Mysterious Baseball Portrait Remains A Mystery
By Doug Tribou | Saturday, August 27th, 2011
Listen

When Only A Game‘s Doug Tribou began to investigate a portrait that some say may be the first ever depiction of baseball, he knew he might not get a clear answer. He hoped that after hearing about the mystery on the radio, the portrait’s new owners would come forward and the mystery could be investigated further.

Thus far, no new information has come to light as a result of Doug’s investigation.  Do you know where the mysterious portrait is today?  Do you have any more information about which stick and ball game these two boys might have been playing?  Post your theories here.

 
Tags:      

Other stories from this broadcast

  • http://www.facebook.com/profile.php?id=629046783 Chris Floyd

    It’s cricket.  The bat on the right appears to taper and swell from the handle to the end, as cricket bats did in the late 1700s when they were transitioning from the long, narrow “hockey stick” type to the modern straight, wide bat.  The widening of the bat in this image seems to go downward accordingly, in one direction, like a butter knife is flat along the top surface but curved out on the bottom.  Bats were shaped like that at the time to swing at balls that tended to stay lower to the ground.  I think I see stitching on the ball that resembles a modern cricket ball,and the ball is being held as it was bowled in cricket at the time: underhanded.  The subject of the portrait is two batsmen (partners) with their own bats, like in cricket, as opposed to baseball where only one batsman is the focus. 

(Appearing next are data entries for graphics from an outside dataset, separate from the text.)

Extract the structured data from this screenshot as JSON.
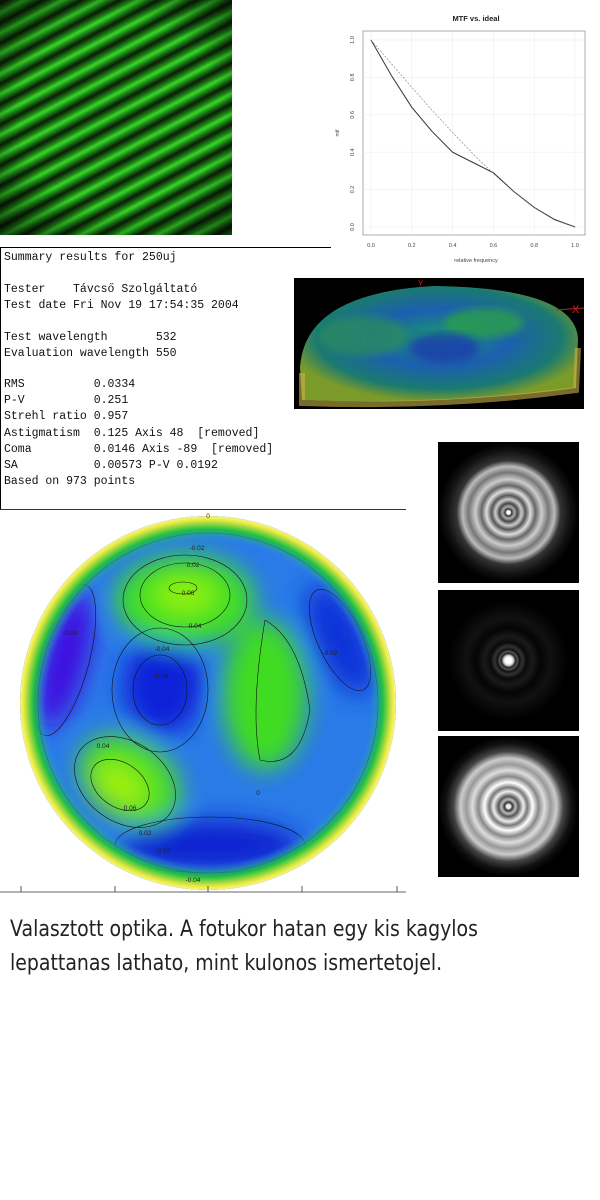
{
  "interferogram": {
    "colors": {
      "fringe": "#3cdc2a",
      "background": "#050805"
    }
  },
  "chart_data": {
    "type": "line",
    "title": "MTF vs. ideal",
    "xlabel": "relative frequency",
    "ylabel": "mtf",
    "xlim": [
      0,
      1
    ],
    "ylim": [
      0,
      1
    ],
    "x_ticks": [
      "0.0",
      "0.2",
      "0.4",
      "0.6",
      "0.8",
      "1.0"
    ],
    "y_ticks": [
      "0.0",
      "0.2",
      "0.4",
      "0.6",
      "0.8",
      "1.0"
    ],
    "grid": true,
    "x": [
      0,
      0.1,
      0.2,
      0.3,
      0.4,
      0.5,
      0.6,
      0.7,
      0.8,
      0.9,
      1.0
    ],
    "series": [
      {
        "style": "solid",
        "values": [
          1.0,
          0.81,
          0.64,
          0.51,
          0.4,
          0.345,
          0.29,
          0.19,
          0.105,
          0.04,
          0.0
        ]
      },
      {
        "style": "dashed",
        "values": [
          1.0,
          0.873,
          0.747,
          0.624,
          0.505,
          0.391,
          0.285,
          0.188,
          0.104,
          0.037,
          0.0
        ]
      }
    ]
  },
  "summary": {
    "title": "Summary results for 250uj",
    "tester": "Tester    Távcső Szolgáltató",
    "test_date": "Test date Fri Nov 19 17:54:35 2004",
    "test_wavelength": "Test wavelength       532",
    "evaluation_wavelength": "Evaluation wavelength 550",
    "rms": "RMS          0.0334",
    "pv": "P-V          0.251",
    "strehl": "Strehl ratio 0.957",
    "astigmatism": "Astigmatism  0.125 Axis 48  [removed]",
    "coma": "Coma         0.0146 Axis -89  [removed]",
    "sa": "SA           0.00573 P-V 0.0192",
    "points": "Based on 973 points"
  },
  "surface3d": {
    "axis_labels": {
      "y": "Y",
      "x": "X"
    }
  },
  "contour_labels": [
    "0",
    "-0.02",
    "0.02",
    "0.06",
    "0.04",
    "-0.04",
    "-0.04",
    "-0.02",
    "-0.04",
    "0.04",
    "0.06",
    "0.02",
    "0",
    "-0.02",
    "-0.04"
  ],
  "caption": {
    "line1": "Valasztott optika. A fotukor hatan egy kis kagylos",
    "line2": "lepattanas lathato, mint kulonos ismertetojel."
  }
}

    But more significantly is the context of the times.  Cricket was THE most popular sport in America and Britain at the time.  Sure there were sprinkles of references to other stick and ball games but cricket was far and away the most well known.  For example, in the colony of Georgia, on the periphery of English settlement in North America, cricket is the only sport mentioned by name, and it is mentioned often in the historical record, even in the early national period.  Savannah had a cricket club up to the start of the Civil War.  Moreover, there must be dozens if not hundreds of portraits in existence that date from that era in which boys are posing holding cricket bats.  See, for example Francis Cotes, “Charles Collyer, as a boy, with a cricket bat”, 1766. 

  • http://www.facebook.com/profile.php?id=629046783 Chris Floyd

    Francis Cotes, “Charles Collyer, as a boy, with a cricket bat”, 1766.  Also, check out the evolution of cricket bats on Wikipedia.

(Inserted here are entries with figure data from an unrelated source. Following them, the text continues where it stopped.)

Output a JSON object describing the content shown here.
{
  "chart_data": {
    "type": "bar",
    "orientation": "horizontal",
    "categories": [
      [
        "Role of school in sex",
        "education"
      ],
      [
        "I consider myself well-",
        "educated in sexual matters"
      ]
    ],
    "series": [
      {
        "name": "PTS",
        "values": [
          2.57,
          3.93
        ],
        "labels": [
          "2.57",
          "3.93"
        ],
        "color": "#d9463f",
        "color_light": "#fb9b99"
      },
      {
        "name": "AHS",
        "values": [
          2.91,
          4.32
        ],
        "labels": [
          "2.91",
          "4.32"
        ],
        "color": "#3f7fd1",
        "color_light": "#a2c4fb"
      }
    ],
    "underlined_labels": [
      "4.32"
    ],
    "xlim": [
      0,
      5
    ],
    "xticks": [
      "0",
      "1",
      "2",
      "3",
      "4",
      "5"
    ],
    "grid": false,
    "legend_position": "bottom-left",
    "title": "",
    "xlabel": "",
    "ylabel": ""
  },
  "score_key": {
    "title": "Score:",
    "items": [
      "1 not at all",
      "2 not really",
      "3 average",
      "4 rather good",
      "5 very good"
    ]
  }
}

  • http://www.facebook.com/profile.php?id=629046783 Chris Floyd

    On the topic of the multi-racial nature of cricket, here is a link that may also be of interest: 

    http://en.wikipedia.org/wiki/Barbados_Cricket_Buckle

    It concerns a buckle with an image of a slave playing cricket in the English colony of Barbados around the same time that these two boys, who appear to be of different races, became the subject of this portrait.